For financial leaders, the lesson is to treat NLP not just as a technical system but as part of a governed enterprise architecture, central to AI governance in finance. Success depends on building safeguards, review processes, and audit trails. This approach aligns with emerging AI governance frameworks in finance, where compliance, oversight, and auditability are as critical as raw performance.

The Future of Natural Language Processing and Large Language Models in Finance

The future of NLP in finance will be defined not by monolithic models but by hybrid systems. Classical NLP methods will continue to support efficient, well-bounded tasks, while LLMs will increasingly drive workflows requiring flexibility, reasoning, and real-time adaptation. Retrieval-augmented generation (RAG) will draw on fresh, proprietary data at inference, and multi-agent systems will orchestrate chains of tasks — from scanning filings to drafting alerts to flagging issues for human oversight.

We should also expect greater multimodality: models that can process not only text but also tables, charts, and audio from earnings calls. This opens the door to richer analysis and more intuitive human–AI collaboration.

Governance and evaluation will be the real differentiators. As models converge in raw capability, the firms that succeed will be those that can deploy responsibly, aligning technology with compliance, risk appetite, and business goals. Talent strategy will also be decisive: The intersection of financial expertise, data science, and AI engineering is where enduring value will be created.

Takeaways for Senior Executives

  • Recognize language as data. Text is no longer unstructured noise; it is a primary input to competitive advantage.
  • Invest in governance as much as in models. Reliability, evaluation, and compliance frameworks will define success.
  • Adopt a portfolio mindset. Blend classical NLP, API access, open-source models, and hybrid pipelines to balance cost, control, and performance.
  • Focus on augmentation, not automation. LLMs amplify human expertise but should not replace judgment in high-stakes decisions.
  • Prepare for the future. Multimodal and agentic systems will reshape workflows; organizations that experiment early will be best positioned to capture value.

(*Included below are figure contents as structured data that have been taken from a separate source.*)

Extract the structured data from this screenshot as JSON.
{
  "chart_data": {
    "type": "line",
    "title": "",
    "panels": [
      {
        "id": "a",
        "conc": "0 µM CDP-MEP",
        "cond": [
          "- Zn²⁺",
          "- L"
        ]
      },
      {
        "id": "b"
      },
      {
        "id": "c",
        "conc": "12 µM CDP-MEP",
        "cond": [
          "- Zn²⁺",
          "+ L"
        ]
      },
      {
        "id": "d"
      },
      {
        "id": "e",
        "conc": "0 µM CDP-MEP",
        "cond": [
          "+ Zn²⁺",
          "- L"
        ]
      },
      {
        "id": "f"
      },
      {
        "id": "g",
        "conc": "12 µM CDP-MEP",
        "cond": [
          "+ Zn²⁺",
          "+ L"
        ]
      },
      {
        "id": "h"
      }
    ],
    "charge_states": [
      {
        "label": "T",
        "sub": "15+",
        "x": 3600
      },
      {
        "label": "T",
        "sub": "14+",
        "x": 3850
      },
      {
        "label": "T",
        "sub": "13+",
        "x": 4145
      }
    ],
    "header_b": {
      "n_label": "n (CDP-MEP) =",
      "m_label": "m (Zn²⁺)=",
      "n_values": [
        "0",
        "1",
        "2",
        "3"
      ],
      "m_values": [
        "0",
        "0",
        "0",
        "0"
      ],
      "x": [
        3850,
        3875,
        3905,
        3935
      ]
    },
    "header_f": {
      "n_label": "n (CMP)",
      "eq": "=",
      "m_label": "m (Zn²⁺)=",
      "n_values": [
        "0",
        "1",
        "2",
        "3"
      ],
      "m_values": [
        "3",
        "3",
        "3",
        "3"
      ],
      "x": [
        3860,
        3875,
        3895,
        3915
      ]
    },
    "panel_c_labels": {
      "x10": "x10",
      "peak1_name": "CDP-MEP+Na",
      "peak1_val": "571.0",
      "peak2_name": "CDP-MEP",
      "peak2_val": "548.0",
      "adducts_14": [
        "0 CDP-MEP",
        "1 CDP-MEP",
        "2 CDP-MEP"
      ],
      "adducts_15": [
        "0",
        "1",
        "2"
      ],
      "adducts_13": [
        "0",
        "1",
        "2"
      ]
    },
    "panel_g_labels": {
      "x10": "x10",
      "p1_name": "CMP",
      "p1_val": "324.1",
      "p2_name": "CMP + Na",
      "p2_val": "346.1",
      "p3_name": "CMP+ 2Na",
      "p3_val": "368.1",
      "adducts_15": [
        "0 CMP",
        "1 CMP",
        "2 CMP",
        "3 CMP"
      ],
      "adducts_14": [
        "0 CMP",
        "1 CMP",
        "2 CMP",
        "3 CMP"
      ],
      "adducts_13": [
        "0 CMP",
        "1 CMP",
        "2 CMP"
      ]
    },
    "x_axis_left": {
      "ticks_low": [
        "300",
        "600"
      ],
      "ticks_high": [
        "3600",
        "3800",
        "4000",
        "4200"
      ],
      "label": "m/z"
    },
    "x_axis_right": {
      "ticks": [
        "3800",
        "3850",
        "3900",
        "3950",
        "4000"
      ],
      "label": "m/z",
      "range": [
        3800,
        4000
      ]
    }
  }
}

Recommended Chapter References

Brown, Tom B., Benjamin Mann, Nick Ryder, Melanie Subbiah, Jared Kaplan, Prafulla Dhariwal, Arvind Neelakantan, et al. 2020. “Language Models Are Few-Shot Learners.” In NIPS‘20: Proceedings of the 34th International Conference on Neural Information Processing Systems, 1877–901. doi:10.48550/arXiv.2005.14165.

Chen, Yifei, Bryan T. Kelly, and Dacheng Xiu. 2024. “Expected Returns and Large Language Models.” Working paper (23 August). https://papers.ssrn.com/sol3/papers.cfm?abstract_id=4416687.

Vaswani, Ashish, Noam Shazeer, Niki Parmar, Jakob Uszkoreit, Llion Jones, Aidan N. Gomez, Łukasz Kaiser, and Illia Polosukhin. 2017. “Attention Is All You Need.” In NIPS’17: Proceedings of the 31st International Conference on Neural Information Processing Systems, 6000–10.